Since you’re on Katello 4.18, you should already have the patch mentioned above. It was included in pulp-rpm 3.29.2 and above.

Is it the first time you’ve seen this elastic repo capsule sync take up so much memory?

The best we could probably do for now is follow up with a Pulp bug. Are those packages available generally, or are they locked down? If I try to browse https://artifacts.elastic.co/packages/ at least I get 404s.

Also - do you see the same or similar large memory consumption when syncing the Elastic repositories on the main Foreman server?

In case you have memory profiling of your Foreman server/proxy set up, we could potentially check the memory peaks and match them up with certain actions in the Dynflow output. That might tell us if it’s syncing, distribution, etc.

I haven’t done a full capsule sync since when I have started this thread. I have noticed something missing a few days ago and then started the full sync.

The packages are available. You just cannot browse through the directories. But for instance the repomd for elastic 7.x is at https://artifacts.elastic.co/packages/7.x/yum/repodata/repomd.xml

Replace 7.x with 8.x or 9.x for the other versions. I hope you can reproduce it. Otherwise, I could start another full sync with 128 GB RAM assigned. That seems to be enough to get it working and I could check during the sync what’s running when it requires a lot of memory.

Does pulp have some monitor api calls where I could check which processes are running exactly doing what and how much memory they use?

1 Like

Glad to see the packages are public, I’ll try syncing them.

For diagnostics, there is this: https://pulpproject.org/pulpcore/docs/dev/learn/tasks/diagnostics/

It does seem to add quite a bit of overhead to the actions and requires passing in X-Task-Diagnostics, so it’s better used in development instead of production.

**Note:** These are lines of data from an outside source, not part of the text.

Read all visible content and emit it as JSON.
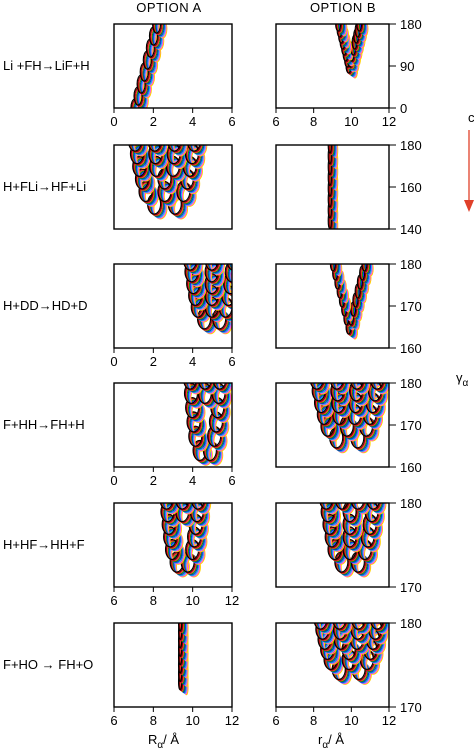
{
  "header": {
    "col_a": "OPTION A",
    "col_b": "OPTION B"
  },
  "side": {
    "cut_label": "c",
    "arrow_color": "#e0402a",
    "gamma_label": "γ",
    "gamma_sub": "α"
  },
  "xlabels": {
    "left_main": "R",
    "left_sub": "α",
    "left_unit": "/ Å",
    "right_main": "r",
    "right_sub": "α",
    "right_unit": "/ Å"
  },
  "ellipse_colors": [
    "#000000",
    "#8b0000",
    "#ff3030",
    "#00a000",
    "#1010ff",
    "#00cccc",
    "#ff40ff",
    "#ffd000"
  ],
  "chart_data": [
    {
      "type": "scatter",
      "row": 0,
      "reaction": "Li +FH→LiF+H",
      "ylim": [
        0,
        180
      ],
      "yticks": [
        "0",
        "90",
        "180"
      ],
      "panels": [
        {
          "option": "A",
          "xlim": [
            0,
            6
          ],
          "xticks": [
            "0",
            "2",
            "4",
            "6"
          ],
          "shape": "diag",
          "x": [
            1.2,
            2.3
          ],
          "y": [
            0,
            180
          ]
        },
        {
          "option": "B",
          "xlim": [
            6,
            12
          ],
          "xticks": [
            "6",
            "8",
            "10",
            "12"
          ],
          "shape": "v",
          "x": [
            10.0,
            10.0
          ],
          "y": [
            90,
            180
          ]
        }
      ]
    },
    {
      "type": "scatter",
      "row": 1,
      "reaction": "H+FLi→HF+Li",
      "ylim": [
        140,
        180
      ],
      "yticks": [
        "140",
        "160",
        "180"
      ],
      "panels": [
        {
          "option": "A",
          "xlim": [
            0,
            6
          ],
          "xticks": [],
          "shape": "u",
          "x": [
            1.2,
            4.2
          ],
          "y": [
            150,
            180
          ]
        },
        {
          "option": "B",
          "xlim": [
            6,
            12
          ],
          "xticks": [],
          "shape": "line",
          "x": [
            9.0,
            9.0
          ],
          "y": [
            144,
            180
          ]
        }
      ]
    },
    {
      "type": "scatter",
      "row": 2,
      "reaction": "H+DD→HD+D",
      "ylim": [
        160,
        180
      ],
      "yticks": [
        "160",
        "170",
        "180"
      ],
      "panels": [
        {
          "option": "A",
          "xlim": [
            0,
            6
          ],
          "xticks": [
            "0",
            "2",
            "4",
            "6"
          ],
          "shape": "u",
          "x": [
            4.0,
            6.2
          ],
          "y": [
            166,
            180
          ]
        },
        {
          "option": "B",
          "xlim": [
            6,
            12
          ],
          "xticks": [],
          "shape": "v",
          "x": [
            10.0,
            10.0
          ],
          "y": [
            165,
            180
          ]
        }
      ]
    },
    {
      "type": "scatter",
      "row": 3,
      "reaction": "F+HH→FH+H",
      "ylim": [
        160,
        180
      ],
      "yticks": [
        "160",
        "170",
        "180"
      ],
      "panels": [
        {
          "option": "A",
          "xlim": [
            0,
            6
          ],
          "xticks": [
            "0",
            "2",
            "4",
            "6"
          ],
          "shape": "u",
          "x": [
            4.0,
            5.5
          ],
          "y": [
            163,
            180
          ]
        },
        {
          "option": "B",
          "xlim": [
            6,
            12
          ],
          "xticks": [],
          "shape": "u",
          "x": [
            8.3,
            11.5
          ],
          "y": [
            166,
            180
          ]
        }
      ]
    },
    {
      "type": "scatter",
      "row": 4,
      "reaction": "H+HF→HH+F",
      "ylim": [
        170,
        180
      ],
      "yticks": [
        "170",
        "180"
      ],
      "panels": [
        {
          "option": "A",
          "xlim": [
            6,
            12
          ],
          "xticks": [
            "6",
            "8",
            "10",
            "12"
          ],
          "shape": "u",
          "x": [
            8.8,
            10.4
          ],
          "y": [
            172.5,
            180
          ]
        },
        {
          "option": "B",
          "xlim": [
            6,
            12
          ],
          "xticks": [],
          "shape": "u",
          "x": [
            8.8,
            11.3
          ],
          "y": [
            172.5,
            180
          ]
        }
      ]
    },
    {
      "type": "scatter",
      "row": 5,
      "reaction": "F+HO → FH+O",
      "ylim": [
        170,
        180
      ],
      "yticks": [
        "170",
        "180"
      ],
      "panels": [
        {
          "option": "A",
          "xlim": [
            6,
            12
          ],
          "xticks": [
            "6",
            "8",
            "10",
            "12"
          ],
          "shape": "line",
          "x": [
            9.5,
            9.5
          ],
          "y": [
            173,
            180
          ]
        },
        {
          "option": "B",
          "xlim": [
            6,
            12
          ],
          "xticks": [
            "6",
            "8",
            "10",
            "12"
          ],
          "shape": "u",
          "x": [
            8.5,
            11.5
          ],
          "y": [
            174,
            180
          ]
        }
      ]
    }
  ]
}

If I do reproduce the issue, I’ll poke around and see if I can figure out which Pulp action is responsible for the majority of the memory use. Then a productive Pulp bug can be filed.

I just tried an initial sync of the 3 repositories at once. There is something suspicious about these repositories because they are quite small. The largest only has 2500 packages. However, syncing Elastic 8.x alone took about 5 minutes with what appeared to be decently high memory usage.

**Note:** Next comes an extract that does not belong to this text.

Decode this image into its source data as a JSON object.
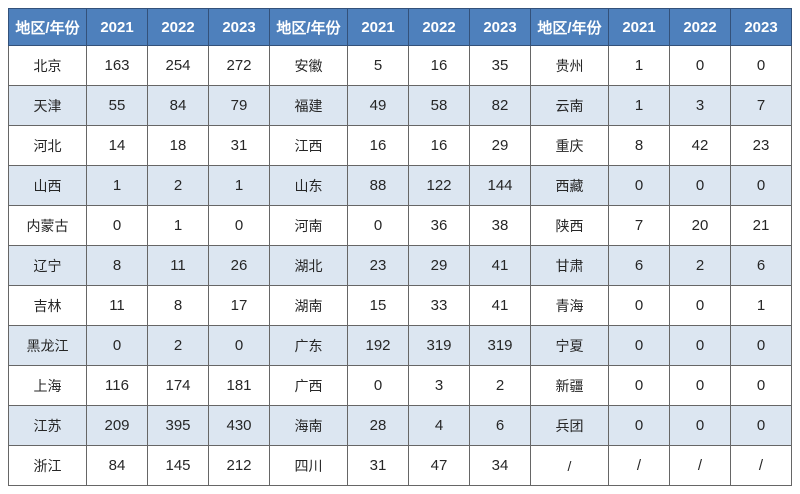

I was able to sync them on a nightly system with 23 GB of RAM only in the end using the on demand download policy and content only repodata mirroring.

The smart proxy story is a bit different since there is a separate repo for each lifecycle environment. How many lifecycle environments are you syncing to your smart proxy? Within those lifecycle environments, how many content views? I’m looking for the number of elastic repositories that may be getting synced simultaneously.

Interesting, so I synced all 3 repositories and noticed that the pulpcore-api was holding on to about 30 percent of my systems memory. Afterwards I synced just the 8.x elastic repo, and my system is now reaching the end of its memory and is becoming unstable.

Syncing these small repositories should be no issue. I wonder if their repodata is in some format that is really disagreeing with Pulp. Anyway, I think I have enough to file an issue.

I will add - I’m testing with newer Pulp than what you have (pulp-rpm 3.32). I’ll note that performance issues were also noticed on RPM 3.29 (I realize I don’t have your z-version).

Edit: the OOM killer was provoked after just syncing the 8.x repo after syncing all 3. Interesting.

Edit edit: Ah, it turns out there is already a bug specifically about Oracle, but includes a note about Elastic and some others. I’ll add more details. GitHub · Where software is built

It looks like a workaround is supposed to be to use the additive mirroring policy with retain package versions set to some value.